Emails go to Gmail spam despite a good sender score and clean SPF, DKIM, and DMARC because Gmail does not make inbox decisions from those signals alone. Gmail scores the exact sending relationship, which includes the visible From domain, subdomain, DKIM domain, sending IP, past Gmail recipient behavior, complaint patterns, message content, volume changes, and whether Gmail has enough history to trust that path.
The direct answer is this: a strong sender score tells you part of the story, but Gmail can still see a new or risky sender. A shared IP does not remove warmup. A fresh subdomain does not inherit all trust from the parent domain. A test tool score does not prove Gmail users want the message. Passing authentication proves the message is allowed to claim the domain, not that Gmail should put it in the inbox.
  1. Main cause: Gmail has little or negative trust for the current domain and IP pair.
  2. Common trigger: Early Gmail recipients mark messages as spam, ignore them, or never expected them.
  3. Technical trap: SPF, DKIM, and DMARC pass, but the header From domain does not have enough positive history.
  4. Best first move: Slow the send, verify the full authentication path, and warm Gmail with real engaged recipients.

What Gmail is reacting to

When I troubleshoot this pattern, I treat Gmail as a separate receiver with its own memory.

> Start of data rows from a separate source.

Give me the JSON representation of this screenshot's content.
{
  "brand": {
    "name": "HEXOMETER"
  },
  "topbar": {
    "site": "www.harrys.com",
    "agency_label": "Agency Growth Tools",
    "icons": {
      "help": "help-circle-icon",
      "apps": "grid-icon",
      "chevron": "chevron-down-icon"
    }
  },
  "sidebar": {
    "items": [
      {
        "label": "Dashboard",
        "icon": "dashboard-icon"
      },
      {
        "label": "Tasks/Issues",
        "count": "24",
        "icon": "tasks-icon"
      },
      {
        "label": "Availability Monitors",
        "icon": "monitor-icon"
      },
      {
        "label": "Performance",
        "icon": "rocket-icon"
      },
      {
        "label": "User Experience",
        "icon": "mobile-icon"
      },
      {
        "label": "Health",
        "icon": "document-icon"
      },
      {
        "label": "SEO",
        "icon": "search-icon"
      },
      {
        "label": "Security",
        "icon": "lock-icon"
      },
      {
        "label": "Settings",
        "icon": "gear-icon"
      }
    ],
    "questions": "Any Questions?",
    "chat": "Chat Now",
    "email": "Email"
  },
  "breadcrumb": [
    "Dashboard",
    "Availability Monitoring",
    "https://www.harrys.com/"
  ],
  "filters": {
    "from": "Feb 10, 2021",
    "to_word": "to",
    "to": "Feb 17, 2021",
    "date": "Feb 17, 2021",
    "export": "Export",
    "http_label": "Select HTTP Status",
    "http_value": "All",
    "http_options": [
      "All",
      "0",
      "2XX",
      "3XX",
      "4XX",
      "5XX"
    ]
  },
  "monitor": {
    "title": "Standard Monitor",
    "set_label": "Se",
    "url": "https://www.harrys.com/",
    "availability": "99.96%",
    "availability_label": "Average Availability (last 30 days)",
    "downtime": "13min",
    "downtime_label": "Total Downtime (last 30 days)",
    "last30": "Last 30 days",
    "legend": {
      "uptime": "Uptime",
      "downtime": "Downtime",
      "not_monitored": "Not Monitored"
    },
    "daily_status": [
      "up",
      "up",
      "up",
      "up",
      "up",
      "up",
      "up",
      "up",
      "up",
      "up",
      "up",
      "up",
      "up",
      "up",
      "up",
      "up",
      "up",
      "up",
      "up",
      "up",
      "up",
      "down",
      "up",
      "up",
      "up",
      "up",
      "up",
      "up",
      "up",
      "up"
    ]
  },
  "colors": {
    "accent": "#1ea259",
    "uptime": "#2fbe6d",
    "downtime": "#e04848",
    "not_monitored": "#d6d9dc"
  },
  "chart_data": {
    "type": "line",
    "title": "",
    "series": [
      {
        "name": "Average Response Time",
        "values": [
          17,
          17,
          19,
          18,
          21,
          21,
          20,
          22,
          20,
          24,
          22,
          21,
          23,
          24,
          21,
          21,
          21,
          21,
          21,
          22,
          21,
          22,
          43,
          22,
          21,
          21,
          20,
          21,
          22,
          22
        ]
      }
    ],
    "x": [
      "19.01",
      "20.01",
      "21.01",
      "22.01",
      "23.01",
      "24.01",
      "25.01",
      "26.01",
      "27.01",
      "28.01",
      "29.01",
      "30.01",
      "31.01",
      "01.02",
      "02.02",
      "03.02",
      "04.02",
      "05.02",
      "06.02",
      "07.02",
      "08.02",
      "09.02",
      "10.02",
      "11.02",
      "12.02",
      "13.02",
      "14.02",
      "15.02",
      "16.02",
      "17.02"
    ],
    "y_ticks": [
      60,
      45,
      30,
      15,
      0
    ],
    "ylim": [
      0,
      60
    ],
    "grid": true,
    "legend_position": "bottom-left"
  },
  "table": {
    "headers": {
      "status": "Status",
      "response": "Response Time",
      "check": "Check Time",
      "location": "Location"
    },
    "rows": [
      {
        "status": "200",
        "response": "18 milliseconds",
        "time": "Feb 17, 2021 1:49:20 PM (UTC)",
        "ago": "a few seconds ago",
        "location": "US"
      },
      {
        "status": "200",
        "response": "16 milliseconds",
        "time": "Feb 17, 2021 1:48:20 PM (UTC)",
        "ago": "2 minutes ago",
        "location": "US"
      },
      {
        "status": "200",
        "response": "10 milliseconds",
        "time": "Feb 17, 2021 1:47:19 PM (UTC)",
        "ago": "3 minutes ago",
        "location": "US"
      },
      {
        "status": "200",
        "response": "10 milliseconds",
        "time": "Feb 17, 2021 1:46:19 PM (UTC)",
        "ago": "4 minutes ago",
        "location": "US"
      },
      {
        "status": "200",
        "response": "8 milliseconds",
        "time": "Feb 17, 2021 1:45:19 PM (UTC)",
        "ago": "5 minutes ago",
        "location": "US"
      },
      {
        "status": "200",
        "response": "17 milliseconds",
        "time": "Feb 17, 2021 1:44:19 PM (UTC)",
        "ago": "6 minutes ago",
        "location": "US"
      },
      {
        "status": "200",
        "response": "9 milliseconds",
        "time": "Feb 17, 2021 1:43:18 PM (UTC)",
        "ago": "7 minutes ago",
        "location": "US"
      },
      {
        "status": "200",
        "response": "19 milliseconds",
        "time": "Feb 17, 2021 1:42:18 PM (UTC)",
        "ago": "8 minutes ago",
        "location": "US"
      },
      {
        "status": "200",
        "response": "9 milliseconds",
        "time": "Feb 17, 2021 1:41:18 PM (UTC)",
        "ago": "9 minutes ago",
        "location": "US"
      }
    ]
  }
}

A domain can look clean in broad reputation checks and still look unknown or suspicious to Gmail. Gmail sees how people using Gmail behave with your messages, how your domain authenticated before, whether the same domain and IP have sent together before, and whether the current campaign looks different from normal mail for that domain.
This is why a setup can look technically correct and still fail at Gmail. Technical correctness is the entry ticket. Inbox placement depends on trust, engagement, complaint rate, content, unsubscribe handling, infrastructure consistency, and volume control. Google's own Gmail spam guidance also points senders toward authentication, user feedback, and spam handling rather than a single public score.
Five signals Gmail uses beyond basic email authentication.
Five signals Gmail uses beyond basic email authentication.
The mistake I see most
People assume a shared IP is already warm, so a new sending subdomain can start sending without a ramp. Gmail sees the relationship between the domain and the IP, so a new pairing still needs proof through steady, wanted mail.
  1. Shared IP: The IP can have history, but your domain on that IP can still be new.
  2. New subdomain: Gmail can treat mail.example.com differently from example.com.
  3. Low volume: Postmaster data can be sparse, so early spam decisions have more uncertainty.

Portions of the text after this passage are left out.